Jim Mitchell, second vice president of the Delaware Farm Bureau, is the seventh generation of his family at Woodside Farm in Hockessin, a few miles from the Pennsylvania state line. The farm was established by Jim’s great, great, great, great grandparents in 1796 and was mainly a dairy operation for its first 165 years. Jim’s parents, Joe and Kathy, gave up milking cows in 1961 and produced various other crops until 1995, including poultry, eggs, sheep, flowers and pumpkins.
In 1996, the Mitchell family celebrated its 200th year of family-owned farming in New Castle County and the farm was recognized by the state of Delaware as one of the few remaining Centennial farms in the first state.
Also that year, the cows returned. Decades earlier, the dairy’s main source of income was butter, made from the cream of their cows’ milk. Jim and his wife, Janet, and his sister, Debbie Mitchell, looked for a new way to add value to the milk. Jim attended an ice cream making short course at Penn State University, then came home to turn a farm building into an ice cream plant. An old wagon shed was converted into a retail stand.
By 1998, Woodside Farm Creamery was producing some of the best ice cream in Delaware from their own Jersey cows. About a third of their milk production goes to a company that makes ice cream mixes for the Mitchells. The rest is sold through a cooperative.
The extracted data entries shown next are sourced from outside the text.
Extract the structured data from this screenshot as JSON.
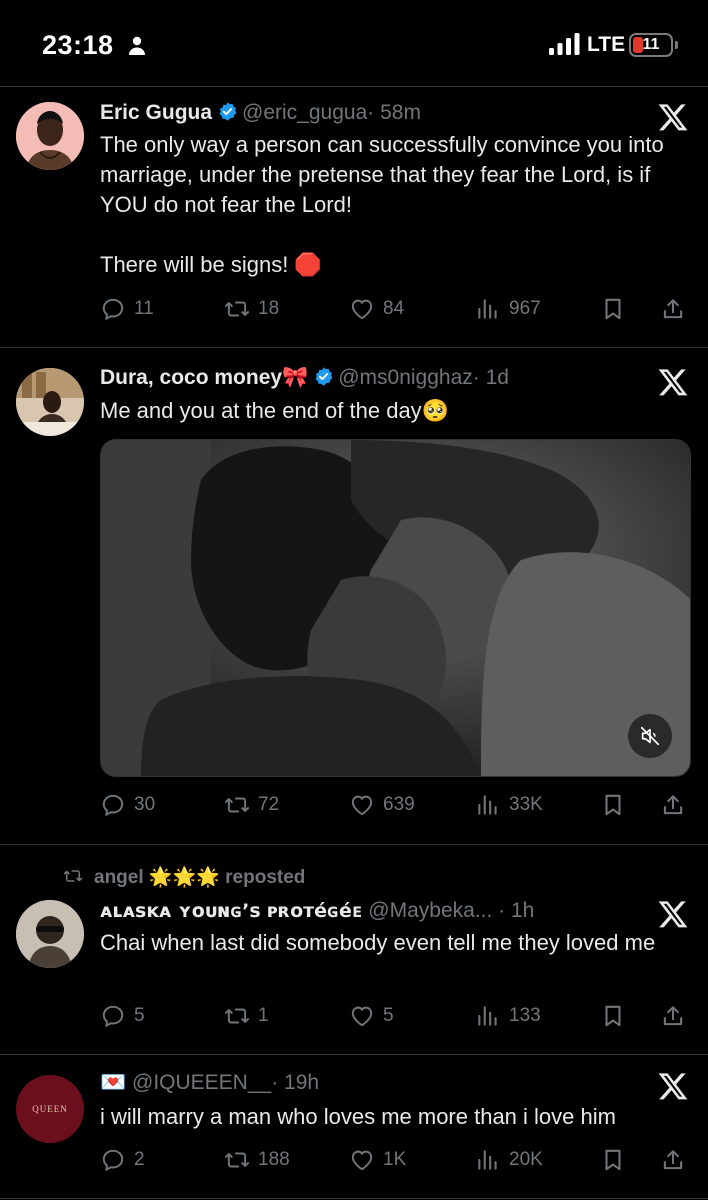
{
  "status_bar": {
    "time": "23:18",
    "network": "LTE",
    "battery": "11"
  },
  "tweets": [
    {
      "name": "Eric Gugua",
      "handle": "@eric_gugua",
      "time": "· 58m",
      "text": [
        "The only way a person can successfully convince you into marriage, under the pretense that they fear the Lord, is if YOU do not fear the Lord!",
        "There will be signs! 🛑"
      ],
      "replies": "11",
      "reposts": "18",
      "likes": "84",
      "views": "967"
    },
    {
      "name": "Dura, coco money🎀",
      "handle": "@ms0nigghaz",
      "time": "· 1d",
      "text": [
        "Me and you at the end of the day🥺"
      ],
      "replies": "30",
      "reposts": "72",
      "likes": "639",
      "views": "33K"
    },
    {
      "reposted_by": "angel 🌟🌟🌟 reposted",
      "name": "ᴀʟᴀsᴋᴀ ʏᴏᴜɴɢ’s ᴘʀᴏᴛéɢéᴇ",
      "handle": "@Maybeka... ",
      "time": "· 1h",
      "text": [
        "Chai when last did somebody even tell me they loved me"
      ],
      "replies": "5",
      "reposts": "1",
      "likes": "5",
      "views": "133"
    },
    {
      "name": "💌",
      "handle": "@IQUEEEN__",
      "time": "· 19h",
      "avatar_text": "QUEEN",
      "text": [
        "i will marry a man who loves me more than i love him"
      ],
      "replies": "2",
      "reposts": "188",
      "likes": "1K",
      "views": "20K"
    }
  ],
  "colors": {
    "background": "#000000",
    "text": "#e7e9ea",
    "muted": "#71767b",
    "verified": "#1d9bf0",
    "divider": "#2f3336"
  }
}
The Mitchells add ingredients to create as many as 35 ice cream flavors which include Bacon, Butter Brickle, Cotton Candy, “Dirt” (for the kids), and “Motor Oil,” a flavor developed for a nearby steam museum. This blend of ice cream, coffee, fudge ripple and caramel ripple dyed green may look strange, but people really like it, Jim says.
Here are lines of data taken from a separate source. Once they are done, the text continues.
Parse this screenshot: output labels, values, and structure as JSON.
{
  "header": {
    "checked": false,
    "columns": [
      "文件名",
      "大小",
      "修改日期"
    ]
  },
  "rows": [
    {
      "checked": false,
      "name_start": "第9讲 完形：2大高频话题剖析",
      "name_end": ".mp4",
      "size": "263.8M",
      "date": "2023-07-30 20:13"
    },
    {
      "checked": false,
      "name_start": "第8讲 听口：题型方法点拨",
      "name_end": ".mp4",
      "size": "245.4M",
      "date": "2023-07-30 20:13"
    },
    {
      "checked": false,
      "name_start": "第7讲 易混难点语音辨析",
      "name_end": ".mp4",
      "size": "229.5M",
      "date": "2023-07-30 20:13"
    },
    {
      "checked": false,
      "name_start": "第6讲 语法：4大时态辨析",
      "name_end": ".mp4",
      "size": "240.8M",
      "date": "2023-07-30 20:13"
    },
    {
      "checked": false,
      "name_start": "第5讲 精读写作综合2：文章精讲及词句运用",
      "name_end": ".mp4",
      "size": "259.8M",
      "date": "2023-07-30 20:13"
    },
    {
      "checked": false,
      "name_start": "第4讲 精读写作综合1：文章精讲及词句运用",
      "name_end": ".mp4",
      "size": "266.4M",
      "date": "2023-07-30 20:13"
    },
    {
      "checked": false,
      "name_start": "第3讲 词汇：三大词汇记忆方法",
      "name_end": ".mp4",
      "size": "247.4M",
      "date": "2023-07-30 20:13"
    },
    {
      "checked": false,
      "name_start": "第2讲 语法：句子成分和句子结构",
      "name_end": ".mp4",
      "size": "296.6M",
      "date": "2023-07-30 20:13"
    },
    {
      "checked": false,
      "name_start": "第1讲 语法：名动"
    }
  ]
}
Ice cream is sold in cups, cones and sundaes or by the pint or quart, and in milkshakes, banana splits, ice cream cake or pie.
A section of the farm is available for birthday parties under a tent, with cups of ice cream provided, of course. Or, the ice cream makers will “hit the road” to bring a trailer with freezers and staff to your party, reception or barbecue.
Once the farm was a sprawling 1,000 acres. For a time it was reduced to 75 acres, split by two main roads. The cows are rotated daily to pasture in one of 22 paddocks, with hay and silage growing on the other side of the road. Sometimes the cows even graze in the front yard of the Mitchells’ home.
Recently, though, the Mitchells were able to purchase an adjacent farm that was part of the property originally, which brought total acreage to just under 90 acres.
Location is a key factor in the success of Woodside Farms, which is located about 20 minutes from Wilmington and 15 minutes from Newark, in a suburban area that encompasses thousands of people. Unfortunately, most of those people do not know much about farming. While the Mitchells don’t open their farm to the public for general tours or visiting, visitors are welcome on special occasions such as National Ice Cream Day, the third Sunday in July. Visitors can see the production room, double-three milking parlor, and learn about manure composting and soil conservation. For other special dates, the farm maintains a “Cowender of Events” on its website.
The Mitchells have worked to reduce their carbon footprint and their impact on the environment. They installed solar panels in 2009 which now provide about 85 percent of their energy needs. They also use bioplastic containers made of dextrose (corn) that are biodegradable and compostable. Their ice cream is also manufactured directly into biodegradable cardboard boxes instead of plastic tubs.
For their efforts, and their demonstration of adaptability to bring the farm into the 21st century, the Mitchells were presented the 2009 Family Owned Business of the Year award from the U.S. Small Business Administration’s Delaware office.
Woodside is one of only four remaining working dairy farms in New Castle County, and the only one currently with its own creamery onsite. The business is still a family affair. Jim’s father, Joe, milks the cows twice a day and grows 1,500 chrysanthemums to sell each fall. Jim’s wife, Janet, along with managing the ice cream stand, is a small-animal veterinarian. The family sells farm fresh brown eggs and frozen grass-fed beef.
Several dozen sheep and goats also are raised on the farm. Jim’s sister, Debbie has the sheep sheared for their wool which she spins into yarn and puts to various uses including the making of crafts and clothing.
The Mitchells are hoping that someone from the next generation may be interested in continuing Woodside Farm for at least the eighth generation.
Mitchell said, “People really appreciate the fact that we’re still here with the farm. And they appreciate the fact that we have a place they can come and spend some time with their families and friends, sit under the oak tree and relax.”